The area is the only mountainous region on the planet where glaciers have not only resisted melting, but even slightly grown, a phenomenon called the "Pamir-Karakoram anomaly".

The team drilled two ice columns approximately 105 metres (328 feet) long out of the glacier.

One is being stored in an underground sanctuary in Antarctica belonging to the Ice Memory Foundation, which supported the Tajikistan expedition along with the Swiss Polar Institute.

The other was shipped to Iizuka's facility, the Institute of Low Temperature Science at Hokkaido University in Sapporo, where the team is hunting clues on why precipitation in the region increased over the last century, and how the glacier has resisted melting.

Some link the anomaly to the area's cold climate or even increased use of agricultural water in Pakistan that creates more vapour.

But the ice cores are the first opportunity to examine the anomaly scientifically.

- 'Ancient ice' -

"Information from the past is crucial," said Iizuka.

"By understanding the causes behind the continuous build-up of snow from the past to the present, we can clarify what will happen going forward and why the ice has grown."

Since the samples arrived in November, his team has worked in freezing storage facilities to log the density, alignment of snow grains, and the structure of ice layers.

In December, when AFP visited, the scientists were kitted out like polar explorers to cut and shave ice samples in the comparatively balmy minus 20C of their lab.

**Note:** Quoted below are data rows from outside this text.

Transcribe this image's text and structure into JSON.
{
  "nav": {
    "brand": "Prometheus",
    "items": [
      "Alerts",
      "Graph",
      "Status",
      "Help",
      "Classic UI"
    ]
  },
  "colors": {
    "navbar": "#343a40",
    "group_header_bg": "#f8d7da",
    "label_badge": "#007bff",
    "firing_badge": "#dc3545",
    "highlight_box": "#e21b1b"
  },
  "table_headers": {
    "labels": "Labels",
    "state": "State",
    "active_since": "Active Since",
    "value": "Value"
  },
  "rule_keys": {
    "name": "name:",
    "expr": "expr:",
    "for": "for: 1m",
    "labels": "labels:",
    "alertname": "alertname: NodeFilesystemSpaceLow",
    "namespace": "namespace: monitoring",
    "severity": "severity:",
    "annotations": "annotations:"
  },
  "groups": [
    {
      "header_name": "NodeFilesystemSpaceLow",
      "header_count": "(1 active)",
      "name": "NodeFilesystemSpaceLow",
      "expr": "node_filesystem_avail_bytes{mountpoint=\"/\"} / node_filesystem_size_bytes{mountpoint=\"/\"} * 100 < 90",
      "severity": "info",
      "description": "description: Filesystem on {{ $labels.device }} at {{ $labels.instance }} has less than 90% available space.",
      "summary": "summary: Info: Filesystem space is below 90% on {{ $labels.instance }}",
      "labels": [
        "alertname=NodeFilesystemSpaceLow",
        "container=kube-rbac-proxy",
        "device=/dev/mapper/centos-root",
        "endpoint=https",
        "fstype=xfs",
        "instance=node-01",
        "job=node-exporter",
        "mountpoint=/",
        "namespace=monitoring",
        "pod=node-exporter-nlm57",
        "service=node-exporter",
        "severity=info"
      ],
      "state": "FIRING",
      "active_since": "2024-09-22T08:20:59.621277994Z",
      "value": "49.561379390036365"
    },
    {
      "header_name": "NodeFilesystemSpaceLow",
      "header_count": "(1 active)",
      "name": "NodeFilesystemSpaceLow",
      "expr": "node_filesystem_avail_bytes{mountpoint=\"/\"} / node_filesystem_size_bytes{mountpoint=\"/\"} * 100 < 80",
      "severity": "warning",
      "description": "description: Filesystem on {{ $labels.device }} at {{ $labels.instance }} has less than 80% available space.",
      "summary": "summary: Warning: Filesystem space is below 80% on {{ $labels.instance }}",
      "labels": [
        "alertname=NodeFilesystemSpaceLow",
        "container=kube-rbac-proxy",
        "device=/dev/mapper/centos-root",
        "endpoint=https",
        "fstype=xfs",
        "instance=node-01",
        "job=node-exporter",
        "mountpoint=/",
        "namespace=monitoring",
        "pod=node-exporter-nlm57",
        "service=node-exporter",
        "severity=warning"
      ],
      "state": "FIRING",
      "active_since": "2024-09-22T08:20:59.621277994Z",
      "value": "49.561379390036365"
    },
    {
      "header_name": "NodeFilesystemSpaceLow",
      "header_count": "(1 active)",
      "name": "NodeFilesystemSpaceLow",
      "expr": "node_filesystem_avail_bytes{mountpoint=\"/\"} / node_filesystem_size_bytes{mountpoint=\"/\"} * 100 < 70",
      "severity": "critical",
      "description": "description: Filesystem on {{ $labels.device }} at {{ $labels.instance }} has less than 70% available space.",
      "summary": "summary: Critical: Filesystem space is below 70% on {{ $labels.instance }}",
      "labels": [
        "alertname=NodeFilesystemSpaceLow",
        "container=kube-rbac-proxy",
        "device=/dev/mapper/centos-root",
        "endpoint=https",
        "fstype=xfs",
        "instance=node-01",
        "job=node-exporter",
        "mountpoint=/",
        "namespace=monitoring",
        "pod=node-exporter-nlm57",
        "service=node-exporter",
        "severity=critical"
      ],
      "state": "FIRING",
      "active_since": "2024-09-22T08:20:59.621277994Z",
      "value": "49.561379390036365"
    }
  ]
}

The samples can tell stories about weather conditions going back decades, or even centuries.

A layer of clear ice indicates a warm period when the glacier melted and then refroze, while a low-density layer suggests packed snow, rather than ice, which can help estimate precipitation.

Brittle samples with cracks, meanwhile, indicate snowfall on half-melted layers that then refroze.

And other clues can reveal more information -- volcanic materials like sulfate ions can serve as time markers, while water isotopes can reveal temperatures.

The scientists hope that the samples contain material dating back 10,000 years or more, though much of the glacier melted during a warm spell around 6,000 years ago.

Ancient ice would help scientists answer questions such as "what kind of snow was falling in this region 10,000 years ago? What was in it?" Iizuka said.

"We can study how many and what kinds of fine particles were suspended in the atmosphere during that ice age," he added.

"I really hope there is ancient ice."

- Secrets in the ice -

For now, the work proceeds slowly and carefully, with team members like graduate student Sora Yaginuma carefully slicing samples apart.

"An ice core is an extremely valuable sample and unique," said Yaginuma.

"From that single ice core, we perform a variety of analyses, both chemical and physical."

The team hopes to publish its first findings next year and will be doing "lots of trial-and-error" work to reconstruct past climate conditions, Iizuka said.

The analysis in Hokkaido will uncover only some of what the ice has to share, and with the other samples preserved in Antarctica, there will be opportunities for more research.

For example, he said, scientists could look for clues about how mining in the region historically affected the area's air quality, temperature and precipitation.

"We can learn how the Earth's environment has changed in response to human activities," Iizuka said.

With so many secrets yet to learn, the work is "extremely exciting," he added.